The Academy reports that the installed seismological network has been inactive for about 15 years, and the dike monitoring system is inoperative. It calls on PDVSA's Dikes and Drainage department and other relevant agencies to inform all citizens, particularly the inhabitants of the area, about actions taken and to be taken to minimize risks in the area. This area, because of its characteristics, should be classified as highly vulnerable.
National production decreased to an average for this last week of seven hundred and fifty-four thousand barrels per day (754 Mbpd) due to shutdowns and resulting diluent shortages. The regional distribution of production is shown below:
• West 198 (Chevron 91)
• East 106
• Orinoco Belt 450 (Chevron 106)
• TOTAL 754 (Chevron 197)
Chevron began drilling the last well of its campaign for 2024. The company is mobilizing the rig to the last well, of the seventeen they plan to drill.
Refining levels reached 184 Mbpd of crude and intermediate products, with a gasoline yield of 61 Mbpd and 74 Mbpd of diesel, maintaining gasoline rationing in large regions of the country.

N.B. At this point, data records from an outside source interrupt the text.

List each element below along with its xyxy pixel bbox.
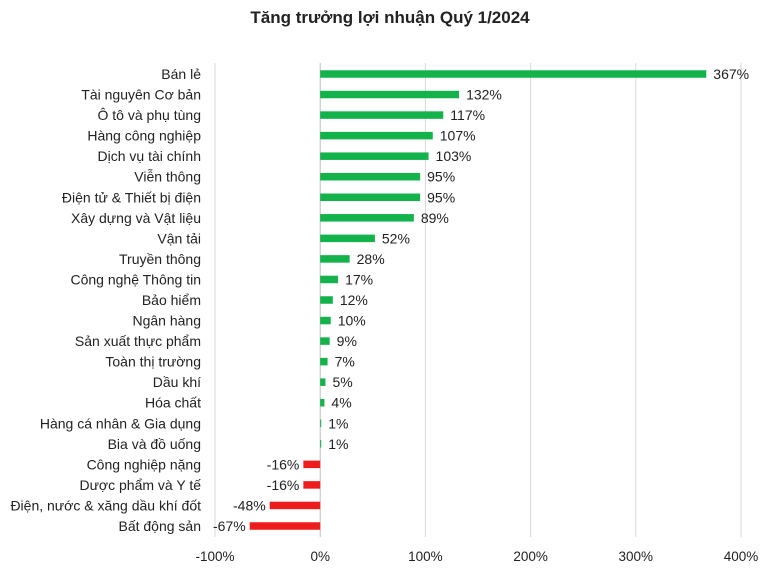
bar [320, 234, 375, 243]
data-label: 132% [466, 87, 502, 103]
category-label: Hóa chất [145, 395, 201, 411]
labels: -100% 0% 100% 200% 300% 400% Bán lẻ 367% Tài ngu… [10, 66, 758, 564]
bar [320, 398, 325, 407]
data-label: -16% [267, 456, 300, 472]
bars [249, 70, 707, 530]
bar [320, 193, 421, 202]
category-label: Bảo hiểm [142, 292, 201, 308]
x-tick-label: 0% [310, 549, 330, 564]
data-label: 9% [337, 333, 357, 349]
category-label: Bất động sản [118, 518, 201, 534]
data-label: 12% [340, 292, 368, 308]
x-tick-label: 300% [619, 549, 654, 564]
data-label: 117% [450, 107, 485, 123]
x-tick-label: -100% [195, 549, 234, 564]
bar [320, 172, 421, 181]
bar [320, 90, 460, 99]
data-label: 10% [338, 313, 366, 329]
bar [320, 152, 429, 160]
bar [320, 275, 339, 284]
bar [320, 378, 326, 386]
category-label: Toàn thị trường [105, 354, 201, 370]
bar [303, 460, 321, 469]
category-label: Ô tô và phụ tùng [97, 107, 201, 123]
bar [320, 316, 331, 325]
bar [303, 481, 321, 489]
data-label: 89% [421, 210, 449, 226]
category-label: Dầu khí [153, 374, 201, 390]
bar [320, 111, 444, 119]
x-tick-label: 200% [513, 549, 548, 564]
bar [269, 501, 321, 510]
x-tick-label: 400% [724, 549, 759, 564]
bar [249, 522, 321, 530]
x-tick-label: 100% [408, 549, 443, 564]
bar [320, 131, 433, 140]
category-label: Vận tải [157, 230, 201, 246]
category-label: Dược phẩm và Y tế [79, 477, 201, 493]
data-label: 95% [427, 169, 455, 185]
category-label: Sản xuất thực phẩm [75, 333, 201, 349]
bar [320, 337, 330, 345]
bar [320, 419, 322, 428]
data-label: 107% [440, 128, 476, 144]
category-label: Công nghiệp nặng [87, 456, 201, 472]
bar [320, 440, 322, 448]
category-label: Tài nguyên Cơ bản [81, 87, 201, 103]
data-label: 17% [345, 271, 373, 287]
category-label: Công nghệ Thông tin [70, 271, 201, 287]
category-label: Hàng cá nhân & Gia dụng [40, 415, 201, 431]
data-label: 1% [328, 436, 348, 452]
category-label: Bia và đồ uống [108, 436, 201, 452]
data-label: -48% [233, 497, 266, 513]
data-label: 95% [427, 189, 455, 205]
bar [320, 357, 328, 366]
category-label: Xây dựng và Vật liệu [71, 210, 201, 226]
data-label: 5% [332, 374, 352, 390]
data-label: -16% [267, 477, 300, 493]
category-label: Truyền thông [119, 251, 201, 267]
data-label: 367% [713, 66, 749, 82]
category-label: Viễn thông [134, 169, 201, 185]
category-label: Ngân hàng [132, 313, 201, 329]
bar [320, 255, 350, 263]
data-label: 4% [331, 395, 351, 411]
bar [320, 70, 707, 78]
category-label: Điện, nước & xăng dầu khí đốt [10, 497, 201, 513]
data-label: -67% [213, 518, 246, 534]
category-label: Hàng công nghiệp [87, 128, 201, 144]
chart-title: Tăng trưởng lợi nhuận Quý 1/2024 [250, 8, 530, 27]
bar [320, 214, 414, 222]
category-label: Điện tử & Thiết bị điện [62, 189, 201, 205]
category-label: Bán lẻ [161, 66, 201, 82]
category-label: Dịch vụ tài chính [98, 148, 202, 164]
data-label: 7% [335, 354, 355, 370]
data-label: 1% [328, 415, 348, 431]
data-label: 28% [357, 251, 385, 267]
bar [320, 296, 333, 304]
data-label: 103% [436, 148, 472, 164]
data-label: 52% [382, 230, 410, 246]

Export programming in the eastern part of the country will have to be recalculated to incorporate the effects of the Muscar accident, partially addressed with inventories. A preliminary estimate indicates that crude exports for November could reach 580 MBPD.
CITGO
On November 14, CITGO Petroleum Corp., PDVSA's refining subsidiary in the U.S., announced its financial and operational results for the third quarter of 2024, which continue to show a healthy corporation capable of navigating the natural storms of the refining business. In summary:
· Total processing of 811 Mbpd, and an average crude processing capacity utilization rate of 96%.
· The higher processing of crude and feedstocks during the quarter, after completing scheduled maintenance during the second quarter, contributed to achieving a third-quarter net income of 66 million dollars, EBITDA of 281 million dollars, and adjusted EBITDA of 290 million dollars, compared to a net loss of 25 million dollars, EBITDA of 162 million dollars, and adjusted EBITDA of 149 million dollars in the second quarter of 2024.
· End-of-quarter liquidity was $3.6 billion, including the full availability of CITGO's $500 million accounts receivable securitization facility.
· Scheduled plant shutdown and maintenance activities were successfully executed.
Although CITGO management made no explicit mention of the status of claims by creditors of the republic and PDVSA (Crystallex et al.), we understand these continue to be bogged down in Delaware courts. In the case of the so-called PDVSA 2020 bonds, which follow a separate lawsuit in New York, OFAC extended asset protection (General License 5Q) until March 7, 2025.